United Rentals last week announced first-quarter 2007 continuing operations diluted earnings per share of $0.30, an increase of 30 percent compared with $0.23 for the first quarter 2006. Income from continuing operations for the first quarter 2007 increased 28 percent to $32 million from $25 million for the first quarter 2006. Total continuing operations revenue of $841 million for the first quarter increased 5.3 percent compared with the same period last year.
In February, the company completed the previously announced sale of its traffic control business, which is reflected as discontinued operations.
Net income for the first quarter 2007 was $30 million, or $0.28 per diluted share, including the discontinued operation after-tax loss of $2 million, or $0.02 per diluted share. Net income for the first quarter 2006 was $20 million, or $0.19 per diluted share, including the discontinued operation after-tax loss of $5 million, or $0.04 per diluted share.

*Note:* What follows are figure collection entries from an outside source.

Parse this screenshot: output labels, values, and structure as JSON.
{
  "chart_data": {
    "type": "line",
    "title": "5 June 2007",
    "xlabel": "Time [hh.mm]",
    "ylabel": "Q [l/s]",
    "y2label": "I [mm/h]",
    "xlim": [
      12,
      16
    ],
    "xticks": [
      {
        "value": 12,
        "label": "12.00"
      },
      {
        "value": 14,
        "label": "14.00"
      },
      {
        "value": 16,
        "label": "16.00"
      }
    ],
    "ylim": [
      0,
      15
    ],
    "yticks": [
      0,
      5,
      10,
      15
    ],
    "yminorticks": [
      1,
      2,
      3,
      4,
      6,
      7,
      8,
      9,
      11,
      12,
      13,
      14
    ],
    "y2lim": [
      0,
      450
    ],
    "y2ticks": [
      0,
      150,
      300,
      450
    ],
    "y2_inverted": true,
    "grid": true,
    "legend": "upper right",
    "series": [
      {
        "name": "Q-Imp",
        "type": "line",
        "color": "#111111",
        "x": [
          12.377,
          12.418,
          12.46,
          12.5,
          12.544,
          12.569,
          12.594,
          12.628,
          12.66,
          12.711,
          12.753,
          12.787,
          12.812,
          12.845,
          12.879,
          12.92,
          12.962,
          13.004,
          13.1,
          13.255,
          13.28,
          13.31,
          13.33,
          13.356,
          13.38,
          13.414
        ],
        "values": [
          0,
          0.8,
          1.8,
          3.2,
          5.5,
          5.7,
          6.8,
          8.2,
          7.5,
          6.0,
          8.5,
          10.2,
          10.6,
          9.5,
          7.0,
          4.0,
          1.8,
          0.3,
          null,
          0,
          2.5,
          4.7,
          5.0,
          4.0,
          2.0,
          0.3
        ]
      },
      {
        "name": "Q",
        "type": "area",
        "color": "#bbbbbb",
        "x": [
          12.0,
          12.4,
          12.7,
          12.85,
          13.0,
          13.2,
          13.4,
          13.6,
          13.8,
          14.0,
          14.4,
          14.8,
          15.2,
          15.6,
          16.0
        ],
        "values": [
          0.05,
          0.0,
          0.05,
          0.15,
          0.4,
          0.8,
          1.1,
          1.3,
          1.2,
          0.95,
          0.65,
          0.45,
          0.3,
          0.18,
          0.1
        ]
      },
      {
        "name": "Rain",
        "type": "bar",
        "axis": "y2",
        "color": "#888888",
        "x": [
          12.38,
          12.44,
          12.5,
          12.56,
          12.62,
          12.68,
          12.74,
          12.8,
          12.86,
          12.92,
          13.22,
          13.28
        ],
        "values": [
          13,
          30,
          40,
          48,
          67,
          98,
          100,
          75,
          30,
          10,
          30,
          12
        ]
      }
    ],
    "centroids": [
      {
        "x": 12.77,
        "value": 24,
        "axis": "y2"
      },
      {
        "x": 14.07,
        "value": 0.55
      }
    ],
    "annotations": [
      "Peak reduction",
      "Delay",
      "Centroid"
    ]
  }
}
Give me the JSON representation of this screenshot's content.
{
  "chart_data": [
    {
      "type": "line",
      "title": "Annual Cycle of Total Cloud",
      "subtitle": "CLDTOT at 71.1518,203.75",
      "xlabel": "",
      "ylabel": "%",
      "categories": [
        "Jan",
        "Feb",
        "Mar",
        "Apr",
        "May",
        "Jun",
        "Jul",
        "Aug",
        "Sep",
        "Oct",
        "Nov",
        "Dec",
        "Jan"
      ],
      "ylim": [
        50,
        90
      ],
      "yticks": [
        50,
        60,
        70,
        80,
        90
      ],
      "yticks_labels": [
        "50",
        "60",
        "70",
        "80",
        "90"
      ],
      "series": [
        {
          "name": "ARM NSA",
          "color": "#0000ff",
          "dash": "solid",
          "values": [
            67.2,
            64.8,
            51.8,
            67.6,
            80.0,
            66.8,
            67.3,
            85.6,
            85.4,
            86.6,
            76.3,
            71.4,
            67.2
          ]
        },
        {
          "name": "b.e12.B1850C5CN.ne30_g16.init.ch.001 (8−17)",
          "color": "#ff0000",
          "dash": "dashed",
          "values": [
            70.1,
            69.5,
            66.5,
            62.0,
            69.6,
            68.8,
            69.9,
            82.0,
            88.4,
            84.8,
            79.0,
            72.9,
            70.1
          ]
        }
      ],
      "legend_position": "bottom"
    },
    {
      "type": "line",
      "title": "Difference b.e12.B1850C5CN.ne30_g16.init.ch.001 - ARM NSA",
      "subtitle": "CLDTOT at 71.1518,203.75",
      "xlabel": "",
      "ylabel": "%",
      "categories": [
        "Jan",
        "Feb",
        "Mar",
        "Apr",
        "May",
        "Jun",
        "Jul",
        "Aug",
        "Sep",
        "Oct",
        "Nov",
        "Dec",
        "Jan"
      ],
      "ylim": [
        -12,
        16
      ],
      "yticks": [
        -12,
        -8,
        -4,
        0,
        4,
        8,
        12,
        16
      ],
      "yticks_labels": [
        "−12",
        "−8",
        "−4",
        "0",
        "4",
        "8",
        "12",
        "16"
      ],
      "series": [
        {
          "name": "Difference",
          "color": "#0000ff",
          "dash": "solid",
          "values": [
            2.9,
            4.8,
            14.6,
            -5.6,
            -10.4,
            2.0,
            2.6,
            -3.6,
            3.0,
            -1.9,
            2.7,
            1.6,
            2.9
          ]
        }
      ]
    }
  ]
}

The size of the rental fleet, as measured by the original equipment cost, was $4.0 billion and the age of the rental fleet was 38 months at March 31, compared with $3.9 billion and 39 months at year-end 2006, and $3.9 billion and 40 months at March 31, 2006.
Also in the first quarter, return on invested capital at March 31, improved 1.0 percentage point to 14.4 percent. EBITDA, a non-GAAP measure, improved $13 million to $213 million. Rental rates increased 1.7 percent and same-store rental revenue increased 2.3 percent. In addition, dollar utilization increased 0.1 percentage points to 56 percent and contractor supplies sales increased 13.3 percent to $94 million.
“Our business continued to perform well in the first quarter, with a 30-percent improvement in earnings per share, solid revenue growth and free cash flow in line with our full-year forecast,” said CEO Wayland Hicks. “Earnings per share were a first-quarter record for our company.
“As we improve earnings from operations, we are also actively continuing the process we announced last month to explore a broad range of strategic alternatives to maximize shareholder value.”
The company affirmed its full-year 2007 outlook for diluted earnings per share of $2.65 to $2.75. The company also expects to generate $1.2 billion of EBITDA on $3.85 billion in total revenue, and $150 to $200 million of free cash flow after total capital expenditures of $960 to $980 million.
“We are focused on expanding our margins and accelerating EBITDA growth by driving down the SG&A expense ratio and reducing non-equipment purchase costs through consolidation of our vendor base,” said Michael Kneeland, chief operating officer. “At the same time, we are seeking to optimize return on invested capital through more intense management of our fleet mix, rates and expenses.”
On April 10, the company announced that its board of directors had authorized commencement of a process to explore a broad range of strategic alternatives to maximize shareholder value, including a possible sale of the company. The company cautions that there can be no assurance that the exploration of alternatives will result in a transaction. The company does not expect to disclose further developments regarding the process unless and until its board of directors has completed its evaluation or approved a specific transaction.
The company also announced that Wayland Hicks will retire as CEO effective at the annual shareholders' meeting on June 4, and will continue to serve on the board as vice chairman. Michael Kneeland will succeed him as interim CEO.
Return on invested capital was 14.4 percent for the 12 months ended March 31, an improvement of 1.0 percentage point from the same period last year.
Based in Greenwich, Conn., United Rentals is No. 1 on the RER 100 with an integrated network of more than 690 rental locations in 48 states, 10 Canadian provinces and Mexico.